Chairman of the Executive of The Jewish Agency for Israel, Isaac Herzog, sent urgent missives to European heads of state on Wednesday, launching a campaign to protest the ban on Kosher slaughter in Belgium. The legislation prohibiting Kosher slaughter was recently upheld by the European Court of Justice, which rejected an appeal by the Belgian Jewish community. There is marked concern that other European nations will follow suit and adopt similar legislation, preventing Jews across Europe to live a Jewish religious life as they have done on the continent for thousands of years.
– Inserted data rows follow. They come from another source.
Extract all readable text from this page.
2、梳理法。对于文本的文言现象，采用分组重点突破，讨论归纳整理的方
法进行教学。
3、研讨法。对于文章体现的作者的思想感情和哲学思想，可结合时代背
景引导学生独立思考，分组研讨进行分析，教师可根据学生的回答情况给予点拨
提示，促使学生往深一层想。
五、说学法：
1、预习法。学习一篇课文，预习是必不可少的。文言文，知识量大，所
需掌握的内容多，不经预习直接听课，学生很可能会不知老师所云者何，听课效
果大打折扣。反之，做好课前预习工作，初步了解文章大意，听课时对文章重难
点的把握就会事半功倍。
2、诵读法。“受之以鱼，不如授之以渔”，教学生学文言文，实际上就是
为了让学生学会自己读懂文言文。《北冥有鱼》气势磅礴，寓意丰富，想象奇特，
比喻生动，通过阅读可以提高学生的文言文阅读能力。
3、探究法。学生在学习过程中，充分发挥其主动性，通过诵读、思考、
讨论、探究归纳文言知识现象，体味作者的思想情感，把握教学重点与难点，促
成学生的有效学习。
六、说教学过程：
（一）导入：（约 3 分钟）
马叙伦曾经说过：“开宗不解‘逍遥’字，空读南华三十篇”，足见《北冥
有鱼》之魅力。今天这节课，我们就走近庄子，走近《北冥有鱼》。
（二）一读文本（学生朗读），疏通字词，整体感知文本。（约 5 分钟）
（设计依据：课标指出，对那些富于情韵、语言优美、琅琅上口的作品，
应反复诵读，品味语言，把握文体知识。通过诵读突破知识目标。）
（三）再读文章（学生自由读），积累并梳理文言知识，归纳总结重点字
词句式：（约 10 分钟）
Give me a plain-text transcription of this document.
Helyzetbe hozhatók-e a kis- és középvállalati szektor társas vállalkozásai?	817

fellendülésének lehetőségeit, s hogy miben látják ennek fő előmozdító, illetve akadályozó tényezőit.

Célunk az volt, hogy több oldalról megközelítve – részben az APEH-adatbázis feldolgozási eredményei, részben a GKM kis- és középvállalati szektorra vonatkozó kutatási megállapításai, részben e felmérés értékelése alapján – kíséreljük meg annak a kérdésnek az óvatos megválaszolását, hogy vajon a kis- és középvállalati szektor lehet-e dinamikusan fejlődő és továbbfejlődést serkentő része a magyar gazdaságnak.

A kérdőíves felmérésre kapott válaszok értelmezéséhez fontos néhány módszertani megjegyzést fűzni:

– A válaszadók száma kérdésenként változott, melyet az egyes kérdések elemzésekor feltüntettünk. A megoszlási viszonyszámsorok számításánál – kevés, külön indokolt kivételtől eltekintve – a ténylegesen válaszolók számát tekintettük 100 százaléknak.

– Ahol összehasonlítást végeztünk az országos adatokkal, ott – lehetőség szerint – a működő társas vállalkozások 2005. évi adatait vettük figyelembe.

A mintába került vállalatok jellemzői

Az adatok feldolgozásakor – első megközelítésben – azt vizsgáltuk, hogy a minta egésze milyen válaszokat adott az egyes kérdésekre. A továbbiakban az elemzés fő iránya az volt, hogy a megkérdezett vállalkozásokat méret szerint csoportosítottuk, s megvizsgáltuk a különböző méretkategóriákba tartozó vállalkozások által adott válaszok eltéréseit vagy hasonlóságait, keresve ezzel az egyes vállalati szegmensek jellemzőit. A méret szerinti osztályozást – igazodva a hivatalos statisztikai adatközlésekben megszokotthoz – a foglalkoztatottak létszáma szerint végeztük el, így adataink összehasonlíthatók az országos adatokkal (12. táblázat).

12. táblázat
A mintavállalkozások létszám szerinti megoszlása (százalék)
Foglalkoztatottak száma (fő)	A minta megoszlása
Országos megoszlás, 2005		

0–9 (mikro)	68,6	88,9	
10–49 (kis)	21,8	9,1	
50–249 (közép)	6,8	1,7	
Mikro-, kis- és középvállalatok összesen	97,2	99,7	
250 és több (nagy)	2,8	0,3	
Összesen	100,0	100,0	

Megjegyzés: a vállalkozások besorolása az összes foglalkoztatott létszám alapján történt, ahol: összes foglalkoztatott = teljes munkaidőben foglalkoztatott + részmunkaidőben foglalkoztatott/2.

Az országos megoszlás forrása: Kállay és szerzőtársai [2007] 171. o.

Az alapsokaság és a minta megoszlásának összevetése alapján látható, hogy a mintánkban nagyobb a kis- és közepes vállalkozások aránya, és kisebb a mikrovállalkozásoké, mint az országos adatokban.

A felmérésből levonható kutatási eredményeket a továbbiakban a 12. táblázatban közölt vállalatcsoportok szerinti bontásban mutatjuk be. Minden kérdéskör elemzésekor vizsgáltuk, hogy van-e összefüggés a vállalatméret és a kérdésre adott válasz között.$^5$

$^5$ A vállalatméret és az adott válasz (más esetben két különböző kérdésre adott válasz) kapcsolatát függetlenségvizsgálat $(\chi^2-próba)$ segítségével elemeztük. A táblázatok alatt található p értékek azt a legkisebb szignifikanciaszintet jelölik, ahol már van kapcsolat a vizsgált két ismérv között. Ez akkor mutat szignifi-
“Today, my purpose is to alert you to a growing sense of discomfort and rejection among a number of Jewish communities, who feel that the Jewish traditions and religious observance are increasingly challenged by certain parts of European publics and legislators. I am referring to legislation, which bans Kosher slaughtering of animals and initiatives to ban by law religious circumcision,” wrote Herzog, adding, “These are foundations of Jewish religious practice, and they are non-negotiable aspects of traditional observance.”
The letter emphasized the impact of the legislation on the practice of Judaism by European Jewish communities: “Forbidding [these acts] would be tantamount to outlawing Judaism as a whole, casting a shadow of discredit and suspicion on millennia-old traditions, which constitute the bodywork of Jewish rite," it stated.
The Chairman of The Jewish Agency referred to similar events that took place on European soil before World War II during the period when his grandfather, Israel’s first Chief Rabbi, the late Rabbi Yitzhak HaLevi Herzog z”l, served as the Chief Rabbi of Ireland from 1921-1936, stating: “During his tenure, he succeeded in blocking an initiative to ban Kosher slaughtering. I know what it had meant to him and to his community, and how they must have felt in these pre-War years in Europe. As the Chairman of the largest Jewish non-profit, which brings together communities from around the world, I feel it is my duty to alert you to the growing unease of ever more Jewish communities in Europe as they face these repeated efforts to restrict and curtail their way of life.”
Herzog warned European heads of state that Jews living in Europe for thousands of years may likely feel they are no longer welcome, asking, “Will they feel accepted and welcome in countries which truncate their freedom to lead a life of religious observance according to their ancient traditions?"
"We all must ask ourselves that question with a sense of urgency. I am sharing these thoughts with you to beseech you to do everything in your power so that the answer to that question will not be negative," he concluded.